Following an outcry in the UK - led by the Association of Cycle Traders - the £10-to-assemble-your-Christmas-bike policy was dumped by Halfords.
But the very fact the policy was allowed to be promoted in the first place is cited by industry analysts as yet another example of how Halfords is appearing to put short-term, sell-the-company goals before any consideration of the long-term damage the company may be doing to itself.
Since being acquired from Boots The Chemist by private investment house CVC, Halfords has jettisoned marketing and bike sourcing staff; forced new and unwelcome payment terms on key suppliers; screened globally-criticised TV ads, starring chimps; attempted, but failed, to acquire rights to top-end bike brands; and is to promote sub-£79 bikes in the run-up to Christmas.
Merida, a major supplier to Halfords, producing many of the chain's house-brand bikes, has just announced plans to market its own range of bikes. This decision cannot be definitively linked to the recent imposition of new payment terms and forceful request for extra margin because Merida UK won't comment.
Sustrans has also recently distanced itself from Halfords. At a council meeting of the Bicycle Association, Sustrans execs put it on record that the charity wasn't entirely happy with the way Halfords was using the soon-to-expire sponsorship of the Sustrans website as an example of how Halfords "supports" the world of cycling.
Halfords played the Sustrans card because the CVC-owned store group has refused to join the Bike Hub levy scheme, a cross-industry campaign to raise money to pay for the promotion of cycling.
The policy to charge customers £10 to assemble bikes can therefore be set against this background.

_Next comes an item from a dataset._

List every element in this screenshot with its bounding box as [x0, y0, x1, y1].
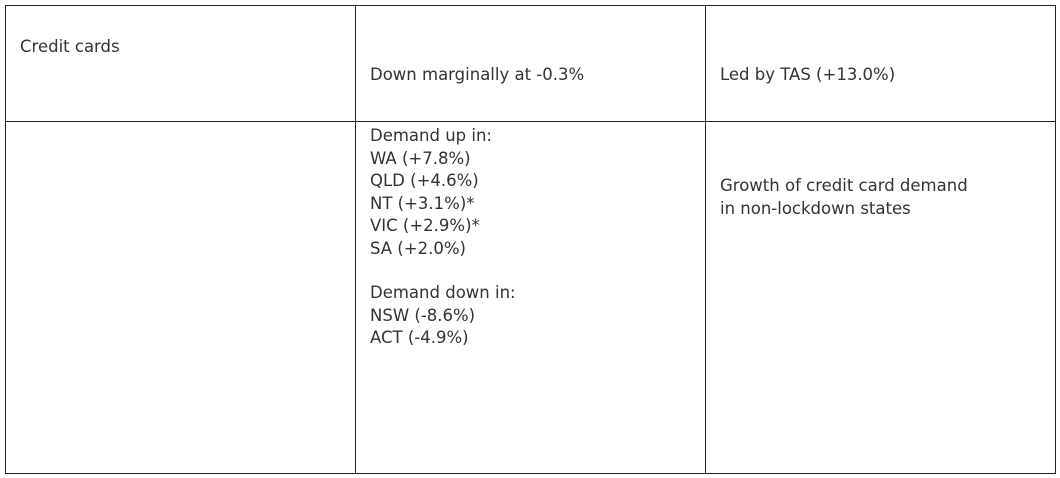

And Bike Europe's editor in chief is scathing of the way Halfords appeared to be putting put profit before safety:
"The fact that Halfords UK is discounting prices for bikes when they are bought in a box instead of completely assembled by a (hopefully) skilled mechanic [is] an objectionable policy because bikes are not toys but mobility products that need to be safe to ride."

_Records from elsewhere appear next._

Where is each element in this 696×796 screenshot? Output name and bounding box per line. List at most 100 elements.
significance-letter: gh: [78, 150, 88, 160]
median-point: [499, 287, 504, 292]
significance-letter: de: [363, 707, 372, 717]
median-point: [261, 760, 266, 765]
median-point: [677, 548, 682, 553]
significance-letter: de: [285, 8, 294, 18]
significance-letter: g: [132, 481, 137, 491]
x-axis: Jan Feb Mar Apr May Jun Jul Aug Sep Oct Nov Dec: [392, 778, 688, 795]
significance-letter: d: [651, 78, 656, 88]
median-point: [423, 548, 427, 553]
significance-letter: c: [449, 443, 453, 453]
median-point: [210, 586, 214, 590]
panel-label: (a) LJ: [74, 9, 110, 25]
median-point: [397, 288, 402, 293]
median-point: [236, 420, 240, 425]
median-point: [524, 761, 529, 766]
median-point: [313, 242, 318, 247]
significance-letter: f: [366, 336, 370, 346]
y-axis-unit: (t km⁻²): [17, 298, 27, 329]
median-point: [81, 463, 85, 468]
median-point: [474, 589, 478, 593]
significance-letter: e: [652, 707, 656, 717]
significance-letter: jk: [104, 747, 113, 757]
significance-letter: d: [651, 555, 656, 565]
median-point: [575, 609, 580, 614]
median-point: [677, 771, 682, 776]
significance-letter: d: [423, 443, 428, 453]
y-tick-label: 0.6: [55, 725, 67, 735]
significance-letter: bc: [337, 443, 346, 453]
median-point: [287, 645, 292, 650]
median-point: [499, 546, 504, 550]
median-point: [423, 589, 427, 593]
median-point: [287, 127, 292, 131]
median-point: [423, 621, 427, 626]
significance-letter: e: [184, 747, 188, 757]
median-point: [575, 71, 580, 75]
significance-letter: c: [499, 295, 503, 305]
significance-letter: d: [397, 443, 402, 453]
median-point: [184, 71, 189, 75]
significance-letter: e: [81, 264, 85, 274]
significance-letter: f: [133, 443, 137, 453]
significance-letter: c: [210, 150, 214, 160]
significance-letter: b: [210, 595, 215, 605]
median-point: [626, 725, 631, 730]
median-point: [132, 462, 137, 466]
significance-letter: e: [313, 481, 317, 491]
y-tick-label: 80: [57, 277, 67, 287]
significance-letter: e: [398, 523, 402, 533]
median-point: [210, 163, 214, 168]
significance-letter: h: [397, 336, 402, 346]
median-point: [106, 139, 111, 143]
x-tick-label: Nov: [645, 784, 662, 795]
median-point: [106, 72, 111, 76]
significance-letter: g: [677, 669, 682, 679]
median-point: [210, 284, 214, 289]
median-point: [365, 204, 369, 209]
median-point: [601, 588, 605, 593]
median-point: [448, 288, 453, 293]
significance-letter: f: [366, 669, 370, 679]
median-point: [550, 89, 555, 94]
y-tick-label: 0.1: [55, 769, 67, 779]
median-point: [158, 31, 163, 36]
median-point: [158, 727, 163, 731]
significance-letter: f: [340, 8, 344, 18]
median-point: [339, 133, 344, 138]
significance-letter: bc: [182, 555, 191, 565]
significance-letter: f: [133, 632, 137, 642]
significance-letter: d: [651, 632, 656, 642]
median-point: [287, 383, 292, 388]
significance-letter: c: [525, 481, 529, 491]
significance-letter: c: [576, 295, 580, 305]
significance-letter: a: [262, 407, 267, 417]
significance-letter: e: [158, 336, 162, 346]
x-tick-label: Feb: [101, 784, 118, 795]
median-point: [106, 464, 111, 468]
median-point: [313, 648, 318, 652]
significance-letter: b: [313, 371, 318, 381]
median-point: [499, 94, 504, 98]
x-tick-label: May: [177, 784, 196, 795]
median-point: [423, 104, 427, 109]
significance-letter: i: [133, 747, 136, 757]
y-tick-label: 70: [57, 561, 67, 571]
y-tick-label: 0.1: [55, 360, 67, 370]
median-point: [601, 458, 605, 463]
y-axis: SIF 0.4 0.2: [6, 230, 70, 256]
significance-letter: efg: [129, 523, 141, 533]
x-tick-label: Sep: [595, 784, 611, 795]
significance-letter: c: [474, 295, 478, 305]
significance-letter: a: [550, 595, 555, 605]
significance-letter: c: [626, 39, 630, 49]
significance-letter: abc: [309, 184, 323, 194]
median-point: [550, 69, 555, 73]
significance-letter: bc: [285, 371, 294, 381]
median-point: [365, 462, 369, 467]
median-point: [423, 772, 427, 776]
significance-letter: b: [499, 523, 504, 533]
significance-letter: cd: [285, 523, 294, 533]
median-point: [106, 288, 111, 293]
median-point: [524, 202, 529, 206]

CVC execs - and Halfords corporate line swallowers - will no doubt believe their marketing, sourcing and staff jettisoning policies are bearing fruit because the company has, indeed, ramped up revenue, and has crowed about this to suppliers. However, what may be being overlooked by the execs is that the UK bike trade has just had one of the most successful years in the past ten and Halfords would have been awash with cash even if the stores had been staffed by real monkeys not just spoof ones.
It's the long term damage to the Halfords brand that is of most concern to industry analysts, although that's perhaps something that won't be leading to sleepless nights for CVC execs.